Les journaux patriotes ou gardèrent le silence, ou s'exprimèrent avec aussi peu de ménagemens que Royou. Le peuple de Paris accueillit de la même manière cet hommage rendu à des législateurs dont il ne parlait plus qu'avec un sentiment de lassitude. Que pouvait signifier en effet une telle idolâtrie envers les constituans, aux yeux de ceux qui, la veille, les traitaient ainsi que Toulongeon le rapporte, t. 1. p. 211: Les choses étaient au point que les libelles les plus injurieux s'imprimaient et se débitaient publiquement à la porte même du lieu de nos séances, On mettait entre les mains des députés qui allaient prendre leur

place, un livret intitulé : Rendez-nous nos dix-huit francs, et allez vous faire f...

A la séance du serment, en succéda une si brusquement contradictoire, si révolutionnaire dans la forme, qu'il en résulta plutôt un étonnement général que de l'espérance pour les patriotes, et de la crainte pour les royalistes-constitutionnels. La question sur laquelle l'assemblée porta un décret de premier mouvement, n'était à l'ordre du jour ni dans les journaux, ni dans les sociétés populaires; personne n'y songeait. Cet acte imprévu répondait à une provocation imprévue elle-même.
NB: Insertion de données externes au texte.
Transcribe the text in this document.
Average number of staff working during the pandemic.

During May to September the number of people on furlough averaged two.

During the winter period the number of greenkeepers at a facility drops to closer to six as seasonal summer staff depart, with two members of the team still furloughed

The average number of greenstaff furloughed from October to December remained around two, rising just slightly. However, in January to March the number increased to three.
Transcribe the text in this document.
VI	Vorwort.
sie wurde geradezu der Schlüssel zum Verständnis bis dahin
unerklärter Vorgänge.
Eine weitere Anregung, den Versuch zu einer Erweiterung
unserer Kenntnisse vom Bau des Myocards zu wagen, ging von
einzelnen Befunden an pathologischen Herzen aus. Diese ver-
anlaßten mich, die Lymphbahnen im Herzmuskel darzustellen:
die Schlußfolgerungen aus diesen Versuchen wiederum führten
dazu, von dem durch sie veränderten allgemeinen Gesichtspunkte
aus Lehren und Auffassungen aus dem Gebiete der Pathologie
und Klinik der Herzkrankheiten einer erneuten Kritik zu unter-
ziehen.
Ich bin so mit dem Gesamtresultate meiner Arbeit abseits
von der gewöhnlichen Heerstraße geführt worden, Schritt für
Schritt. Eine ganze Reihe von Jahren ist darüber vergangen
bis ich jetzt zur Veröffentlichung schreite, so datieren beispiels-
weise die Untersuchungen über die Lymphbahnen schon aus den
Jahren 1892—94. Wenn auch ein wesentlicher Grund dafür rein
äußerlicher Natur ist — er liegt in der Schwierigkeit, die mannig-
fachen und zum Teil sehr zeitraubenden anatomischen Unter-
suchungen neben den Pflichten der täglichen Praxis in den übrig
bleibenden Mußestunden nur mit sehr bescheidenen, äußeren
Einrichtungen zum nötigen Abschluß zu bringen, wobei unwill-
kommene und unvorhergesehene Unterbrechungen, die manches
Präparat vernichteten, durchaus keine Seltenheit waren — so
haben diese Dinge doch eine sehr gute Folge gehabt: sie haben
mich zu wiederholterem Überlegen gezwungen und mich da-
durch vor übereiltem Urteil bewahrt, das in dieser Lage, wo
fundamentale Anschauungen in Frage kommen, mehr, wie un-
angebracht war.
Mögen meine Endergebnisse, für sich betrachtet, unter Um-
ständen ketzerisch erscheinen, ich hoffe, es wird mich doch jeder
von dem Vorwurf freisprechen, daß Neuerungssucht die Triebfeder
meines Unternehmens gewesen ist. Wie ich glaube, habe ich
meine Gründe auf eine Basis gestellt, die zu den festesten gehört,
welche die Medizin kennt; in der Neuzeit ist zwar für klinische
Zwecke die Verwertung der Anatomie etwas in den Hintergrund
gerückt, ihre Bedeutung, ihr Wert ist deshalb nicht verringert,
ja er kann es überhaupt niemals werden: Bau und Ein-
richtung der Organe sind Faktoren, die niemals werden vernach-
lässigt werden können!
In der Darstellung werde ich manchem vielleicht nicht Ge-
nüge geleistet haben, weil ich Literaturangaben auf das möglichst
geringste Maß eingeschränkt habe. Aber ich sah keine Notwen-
La députation chargée de prévenir Louis XVI que l'assemblée était constituée, se présenta le 4, à six heures du soir, au château des Tuileries. Le roi lui fit dire par le ministre de la justice qu'il la recevrait le lendemain à une heure. La députation insista, et la réception ne fut retardée que de trois heures. La forme selon laquelle l'audience avait été négociée, et la manière dont elle se passa, donnèrent lieu aux déterminations sui

vantes :

SÉANCE DU 5 OCTOBRE.

M. le président. M. Ducastel va rendre compte à l'assemblée de la députation qui s'est rendue hier chez le roi.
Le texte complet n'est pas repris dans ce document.